I understand how frightening and frustrating it is to treat a diabetic foot ulcer. You know that your foot is at risk as long as the foot ulcer remains. Healing the ulcer removes that risk. When you've tried multiple gels, sheets and powders to get your wound to heal, I'm sure each provided varying results. When I see a wound not responding to conventional wound treatments, I move to the next level of wound dressings. 

The next level of dressings for your diabetic foot ulcer involves biosynthetic skin substitutes. These are dressings comprised of cells  grown in a lab. When it arrives in the office ready to be applied, it looks similar to tissue paper. But they support wound healing by reestablishing a healthy wound environment and provides the cells and nutrients that your body needs to repair the damaged tissue and ultimately heal the wound. 

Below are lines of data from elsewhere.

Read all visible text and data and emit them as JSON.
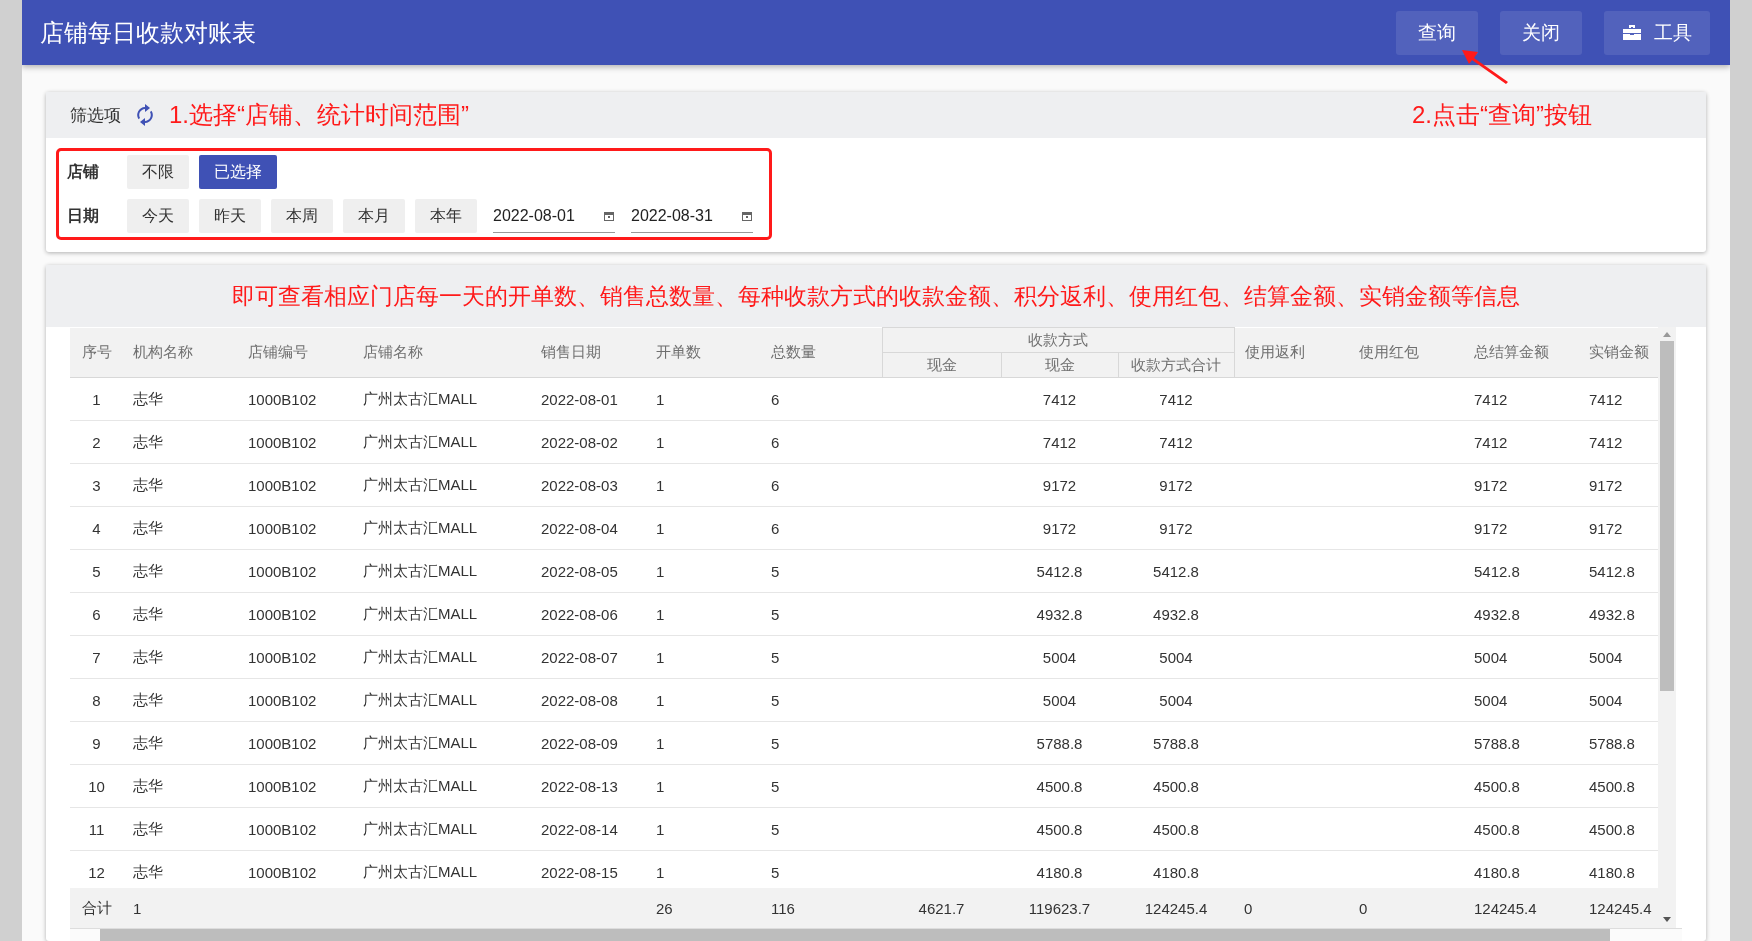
{
  "header": {
    "title": "店铺每日收款对账表",
    "buttons": [
      {
        "label": "查询",
        "kind": "plain"
      },
      {
        "label": "关闭",
        "kind": "plain"
      },
      {
        "label": "工具",
        "kind": "tool"
      }
    ]
  },
  "annotations": {
    "step1": "1.选择“店铺、统计时间范围”",
    "step2": "2.点击“查询”按钮",
    "summary": "即可查看相应门店每一天的开单数、销售总数量、每种收款方式的收款金额、积分返利、使用红包、结算金额、实销金额等信息"
  },
  "filter": {
    "title": "筛选项",
    "store": {
      "label": "店铺",
      "options": [
        {
          "label": "不限",
          "selected": false
        },
        {
          "label": "已选择",
          "selected": true
        }
      ]
    },
    "date": {
      "label": "日期",
      "presets": [
        "今天",
        "昨天",
        "本周",
        "本月",
        "本年"
      ],
      "start": "2022-08-01",
      "end": "2022-08-31"
    }
  },
  "table": {
    "columns": [
      "序号",
      "机构名称",
      "店铺编号",
      "店铺名称",
      "销售日期",
      "开单数",
      "总数量",
      "现金",
      "现金",
      "收款方式合计",
      "使用返利",
      "使用红包",
      "总结算金额",
      "实销金额"
    ],
    "group": {
      "label": "收款方式"
    },
    "rows": [
      [
        "1",
        "志华",
        "1000B102",
        "广州太古汇MALL",
        "2022-08-01",
        "1",
        "6",
        "",
        "7412",
        "7412",
        "",
        "",
        "7412",
        "7412"
      ],
      [
        "2",
        "志华",
        "1000B102",
        "广州太古汇MALL",
        "2022-08-02",
        "1",
        "6",
        "",
        "7412",
        "7412",
        "",
        "",
        "7412",
        "7412"
      ],
      [
        "3",
        "志华",
        "1000B102",
        "广州太古汇MALL",
        "2022-08-03",
        "1",
        "6",
        "",
        "9172",
        "9172",
        "",
        "",
        "9172",
        "9172"
      ],
      [
        "4",
        "志华",
        "1000B102",
        "广州太古汇MALL",
        "2022-08-04",
        "1",
        "6",
        "",
        "9172",
        "9172",
        "",
        "",
        "9172",
        "9172"
      ],
      [
        "5",
        "志华",
        "1000B102",
        "广州太古汇MALL",
        "2022-08-05",
        "1",
        "5",
        "",
        "5412.8",
        "5412.8",
        "",
        "",
        "5412.8",
        "5412.8"
      ],
      [
        "6",
        "志华",
        "1000B102",
        "广州太古汇MALL",
        "2022-08-06",
        "1",
        "5",
        "",
        "4932.8",
        "4932.8",
        "",
        "",
        "4932.8",
        "4932.8"
      ],
      [
        "7",
        "志华",
        "1000B102",
        "广州太古汇MALL",
        "2022-08-07",
        "1",
        "5",
        "",
        "5004",
        "5004",
        "",
        "",
        "5004",
        "5004"
      ],
      [
        "8",
        "志华",
        "1000B102",
        "广州太古汇MALL",
        "2022-08-08",
        "1",
        "5",
        "",
        "5004",
        "5004",
        "",
        "",
        "5004",
        "5004"
      ],
      [
        "9",
        "志华",
        "1000B102",
        "广州太古汇MALL",
        "2022-08-09",
        "1",
        "5",
        "",
        "5788.8",
        "5788.8",
        "",
        "",
        "5788.8",
        "5788.8"
      ],
      [
        "10",
        "志华",
        "1000B102",
        "广州太古汇MALL",
        "2022-08-13",
        "1",
        "5",
        "",
        "4500.8",
        "4500.8",
        "",
        "",
        "4500.8",
        "4500.8"
      ],
      [
        "11",
        "志华",
        "1000B102",
        "广州太古汇MALL",
        "2022-08-14",
        "1",
        "5",
        "",
        "4500.8",
        "4500.8",
        "",
        "",
        "4500.8",
        "4500.8"
      ],
      [
        "12",
        "志华",
        "1000B102",
        "广州太古汇MALL",
        "2022-08-15",
        "1",
        "5",
        "",
        "4180.8",
        "4180.8",
        "",
        "",
        "4180.8",
        "4180.8"
      ]
    ],
    "totals": {
      "label": "合计",
      "row_count": "1",
      "order_count": "26",
      "quantity": "116",
      "cash_1": "4621.7",
      "cash_2": "119623.7",
      "payment_total": "124245.4",
      "rebate": "0",
      "red_packet": "0",
      "settlement_total": "124245.4",
      "net_sales": "124245.4"
    }
  }
}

Applying a skin substitute is easily done in the office. Unlike a true skin graft, there's no surgery involved and no anesthesia required. I first clear the wound bed of all unhealthy and devitalized tissue. Once a healthy wound bed is present, I apply the skin substitute. It adheres to the wound bed and ultimately will be absorbed and incorporated into it. There's no suturing necessary. A gauze dressing is applied to cover and protect the wound. Unlike the more conventional treatments where you change the dressings daily, you keep this dressing clean and dry until I see you again in the office. I usually assess the wound weekly. At that point, more debridement is done and, if necessary, another skin substitute would be applied. 

There's another advanced wound dressing that has me intrigued due to the phenomenal results I've been having with it. The treatment is called Actigraft and it utilizes the resources found in your own blood. Your blood is drawn in the office and injected into a mold that contains clotting factors. It clots and creates a biological dressing using YOUR blood and YOUR growth factors. I then apply the clot directly on the wound and apply a secondary dressing over it. It's just another technology to provide a more advanced wound dressing. 

The time it takes for one of these advanced wound dressings to heal your foot ulcer varies. It unfortunately is a question that can't be answered with any real confidence. It depends on the size and location of the wound and the amount of pressure it receives from standing and walking on it. Complete healing may take anywhere from a few weeks to months of treatment.